Les succès belges de Cannes 2023
Cinq longs métrages belges étaient présentés cette année sur la Croisette. Tour d’horizon.
Seul film noir-jaune-rouge retenu cette année en sélection officielle à Cannes, Augure, le premier long métrage de Baloji, en est reparti avec l’encourageant prix New Voice de la section Un Certain Regard. Soit une petite consécration et surtout une sacrée revanche pour celui qui a longtemps été recalé par la Commission de Sélection des Films en Belgique… Tourné entre Lubumbashi, Kinshasa et Bruxelles, le film retrace en mode choral les destinées de quatre personnages considérés comme sorciers dans une Afrique de fantasmagorie. Traversé de vraies fulgurances visuelles et plastiques, l’objet charme le regard et électrise ponctuellement les sens, mais pèche encore par ses maladresses d’écriture: fort dense, décousu, il veut souvent trop en dire et se disperse, mais porte indéniablement en lui de très jolies promesses. Autre film belge à avoir été primé sur la Croisette, Il pleut dans la maison, le premier long de fiction de Paloma Sermon-Daï, s’est pour sa part illustré du côté de la Semaine de la Critique, section parallèle dévolue aux premiers et deuxièmes films. Dure et lumineuse à la fois, cette chronique minimaliste d’un été doublée d’un récit d’apprentissage sensible trouve la bonne distance et le ton juste afin de traduire la précarité à hauteur d’adolescents. Elle repart auréolée du prix French Touch du jury de la Semaine de la Critique. Présenté dans la même section, mais en séance spéciale, Le Syndrome des amours passées d’Ann Sirot et Raphaël Balboni plaira à n’en pas douter à ceux qui avaient aimé leur précédent Une vie démente, multi-récompensé aux Magritte. Il nous aura surtout conforté dans l’idée que ce cinéma en quête de fantaisie forcée, et cherchant désespérément le naturel à grand renfort d’impros bégayantes, n’est pas fait pour nous…
Coups de cœur
C’est finalement du côté de la Quinzaine des Cinéastes, section parallèle reine du festival, que nous sont venues les deux plus belles surprises belges. Dans L’Autre Laurens, Claude Schmitz, découvert à l’époque avec l’irrésistible Braquer Poitiers, se frotte avec brio aux codes du polar, déconstruisant le genre pour mieux le reconstruire en questionnant les… genres (masculin-féminin).

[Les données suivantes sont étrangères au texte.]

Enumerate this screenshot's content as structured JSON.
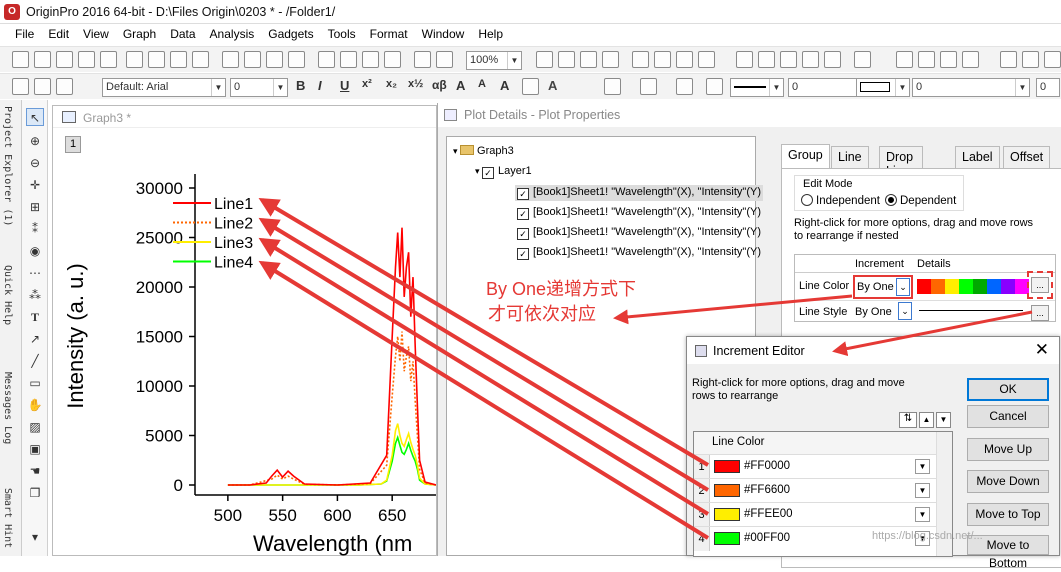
{
  "window": {
    "title": "OriginPro 2016 64-bit - D:\\Files Origin\\0203 * - /Folder1/"
  },
  "menu": [
    "File",
    "Edit",
    "View",
    "Graph",
    "Data",
    "Analysis",
    "Gadgets",
    "Tools",
    "Format",
    "Window",
    "Help"
  ],
  "toolbar": {
    "zoom": "100%",
    "font": "Default: Arial",
    "font_size": "0",
    "size_b": "0",
    "size_c": "0",
    "size_d": "0"
  },
  "side_panels": [
    "Project Explorer (1)",
    "Quick Help",
    "Messages Log",
    "Smart Hint"
  ],
  "graph_window": {
    "title": "Graph3 *",
    "layer_label": "1"
  },
  "chart_data": {
    "type": "line",
    "xlabel": "Wavelength (nm",
    "ylabel": "Intensity (a. u.)",
    "xlim": [
      470,
      690
    ],
    "ylim": [
      -1500,
      31000
    ],
    "x_ticks": [
      "500",
      "550",
      "600",
      "650"
    ],
    "y_ticks": [
      "0",
      "5000",
      "10000",
      "15000",
      "20000",
      "25000",
      "30000"
    ],
    "legend_position": "top-left",
    "series": [
      {
        "name": "Line1",
        "color": "#FF0000",
        "style": "solid",
        "x": [
          500,
          520,
          535,
          540,
          545,
          550,
          555,
          560,
          570,
          600,
          630,
          645,
          650,
          653,
          655,
          657,
          659,
          661,
          663,
          665,
          667,
          669,
          671,
          673,
          675,
          680,
          690
        ],
        "y": [
          0,
          0,
          200,
          900,
          1500,
          800,
          1400,
          900,
          100,
          0,
          200,
          3000,
          15000,
          22000,
          25500,
          21000,
          26000,
          19000,
          22000,
          23500,
          17000,
          21000,
          14000,
          8000,
          2500,
          300,
          0
        ]
      },
      {
        "name": "Line2",
        "color": "#FF6600",
        "style": "dotted",
        "x": [
          500,
          520,
          540,
          545,
          550,
          555,
          560,
          570,
          600,
          630,
          645,
          650,
          653,
          655,
          657,
          659,
          661,
          663,
          665,
          667,
          669,
          671,
          673,
          675,
          680,
          690
        ],
        "y": [
          0,
          0,
          600,
          1000,
          600,
          900,
          600,
          80,
          0,
          150,
          2000,
          9000,
          13000,
          15000,
          12500,
          15500,
          11500,
          13000,
          14000,
          10500,
          12500,
          8500,
          5000,
          1600,
          200,
          0
        ]
      },
      {
        "name": "Line3",
        "color": "#FFEE00",
        "style": "solid",
        "x": [
          500,
          620,
          640,
          645,
          650,
          653,
          655,
          657,
          659,
          661,
          663,
          665,
          667,
          669,
          671,
          673,
          675,
          680,
          690
        ],
        "y": [
          0,
          0,
          100,
          500,
          3000,
          5500,
          6200,
          5000,
          4200,
          3900,
          4600,
          5200,
          4300,
          3600,
          3000,
          2000,
          700,
          100,
          0
        ]
      },
      {
        "name": "Line4",
        "color": "#00FF00",
        "style": "solid",
        "x": [
          500,
          620,
          640,
          645,
          650,
          653,
          655,
          657,
          659,
          661,
          663,
          665,
          667,
          669,
          671,
          673,
          675,
          680,
          690
        ],
        "y": [
          0,
          0,
          100,
          400,
          2400,
          4200,
          4800,
          4000,
          3300,
          3100,
          3600,
          4200,
          3500,
          2900,
          2400,
          1600,
          500,
          100,
          0
        ]
      }
    ]
  },
  "plot_details": {
    "title": "Plot Details - Plot Properties",
    "tree": {
      "root": "Graph3",
      "layer": "Layer1",
      "plots": [
        "[Book1]Sheet1! \"Wavelength\"(X), \"Intensity\"(Y)",
        "[Book1]Sheet1! \"Wavelength\"(X), \"Intensity\"(Y)",
        "[Book1]Sheet1! \"Wavelength\"(X), \"Intensity\"(Y)",
        "[Book1]Sheet1! \"Wavelength\"(X), \"Intensity\"(Y)"
      ]
    },
    "tabs": [
      "Group",
      "Line",
      "Drop Lines",
      "Label",
      "Offset"
    ],
    "edge_text": "Gr",
    "edit_mode_label": "Edit Mode",
    "edit_mode_options": [
      "Independent",
      "Dependent"
    ],
    "edit_mode_selected": "Dependent",
    "hint": "Right-click for more options, drag and move rows to  rearrange if nested",
    "table_headers": {
      "increment": "Increment",
      "details": "Details"
    },
    "rows": [
      {
        "label": "Line Color",
        "increment": "By One"
      },
      {
        "label": "Line Style",
        "increment": "By One"
      }
    ],
    "ellipsis": "..."
  },
  "increment_editor": {
    "title": "Increment Editor",
    "hint": "Right-click for more options, drag and move rows to  rearrange",
    "column_header": "Line Color",
    "rows": [
      {
        "num": "1",
        "color": "#FF0000",
        "hex": "#FF0000"
      },
      {
        "num": "2",
        "color": "#FF6600",
        "hex": "#FF6600"
      },
      {
        "num": "3",
        "color": "#FFEE00",
        "hex": "#FFEE00"
      },
      {
        "num": "4",
        "color": "#00FF00",
        "hex": "#00FF00"
      }
    ],
    "buttons": {
      "ok": "OK",
      "cancel": "Cancel",
      "move_up": "Move Up",
      "move_down": "Move Down",
      "move_top": "Move to Top",
      "move_bottom": "Move to Bottom"
    },
    "close": "✕"
  },
  "annotation": {
    "line1": "By One递增方式下",
    "line2": "才可依次对应",
    "color": "#E53935"
  },
  "watermark": "https://blog.csdn.net/..."
}
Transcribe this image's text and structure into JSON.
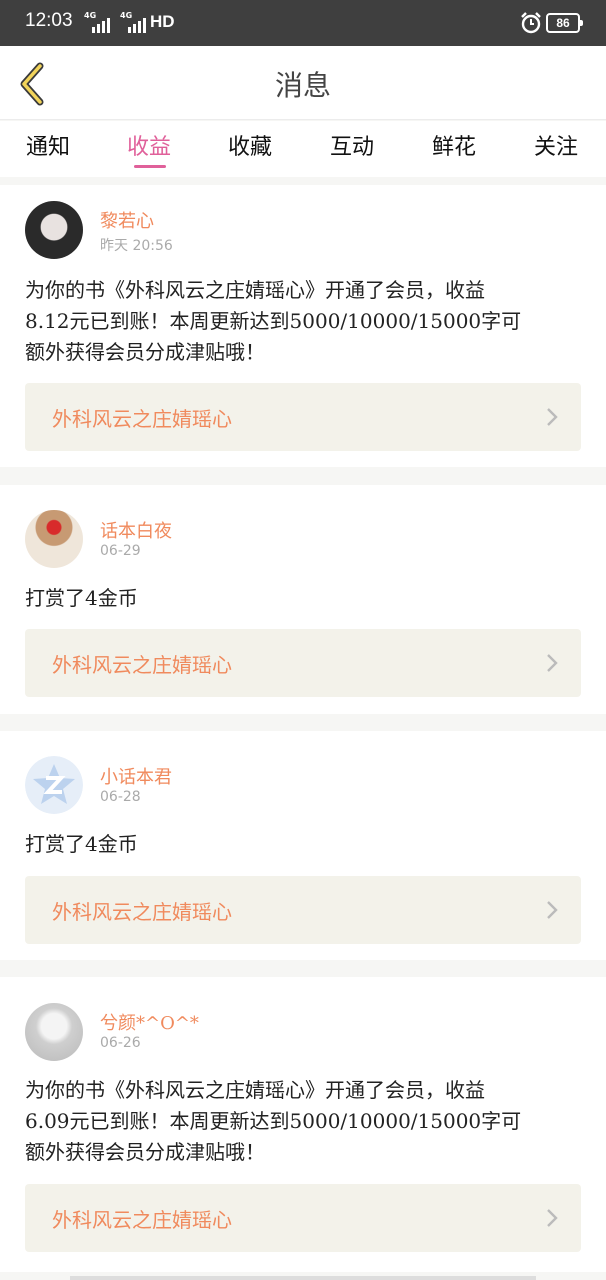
{
  "status": {
    "time": "12:03",
    "sig1": "4G",
    "sig2": "4G",
    "hd": "HD",
    "battery": "86"
  },
  "header": {
    "title": "消息"
  },
  "tabs": [
    {
      "label": "通知"
    },
    {
      "label": "收益",
      "active": true
    },
    {
      "label": "收藏"
    },
    {
      "label": "互动"
    },
    {
      "label": "鲜花"
    },
    {
      "label": "关注"
    }
  ],
  "messages": [
    {
      "user": "黎若心",
      "date": "昨天 20:56",
      "lines": [
        "为你的书《外科风云之庄婧瑶心》开通了会员，收益",
        "8.12元已到账！本周更新达到5000/10000/15000字可",
        "额外获得会员分成津贴哦！"
      ],
      "book": "外科风云之庄婧瑶心"
    },
    {
      "user": "话本白夜",
      "date": "06-29",
      "lines": [
        "打赏了4金币"
      ],
      "book": "外科风云之庄婧瑶心"
    },
    {
      "user": "小话本君",
      "date": "06-28",
      "lines": [
        "打赏了4金币"
      ],
      "book": "外科风云之庄婧瑶心"
    },
    {
      "user": "兮颜*^O^*",
      "date": "06-26",
      "lines": [
        "为你的书《外科风云之庄婧瑶心》开通了会员，收益",
        "6.09元已到账！本周更新达到5000/10000/15000字可",
        "额外获得会员分成津贴哦！"
      ],
      "book": "外科风云之庄婧瑶心"
    }
  ],
  "colors": {
    "accent": "#e0609a",
    "name": "#f08a5d",
    "link_bg": "#f3f2ea"
  }
}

Pour ce faire, il s’appuie sur un scénario riche et sinueux, beaucoup plus foisonnant et bétonné qu’à l’accoutumée, jouant par exemple avec énormément d’intelligence sur la figure du double pour acter la fin d’un monde -celui d’un patriarcat dépassé et vieillissant, notamment. Dans Mambar Pierrette, enfin, Rosine Mbakam, réalisatrice camerounaise formée à l’Insas et passée par le documentaire, pose un regard d’une sobriété et d’une pudeur exemplaires sur le combat ordinaire, presque sisyphéen, d’une couturière de Douala dont le quotidien est rythmé par le travail, le besoin d’argent et l’incertitude du lendemain. Une véritable leçon de cinéma humaniste où la fiction, d’une désarmante sincérité, se nourrit du réel.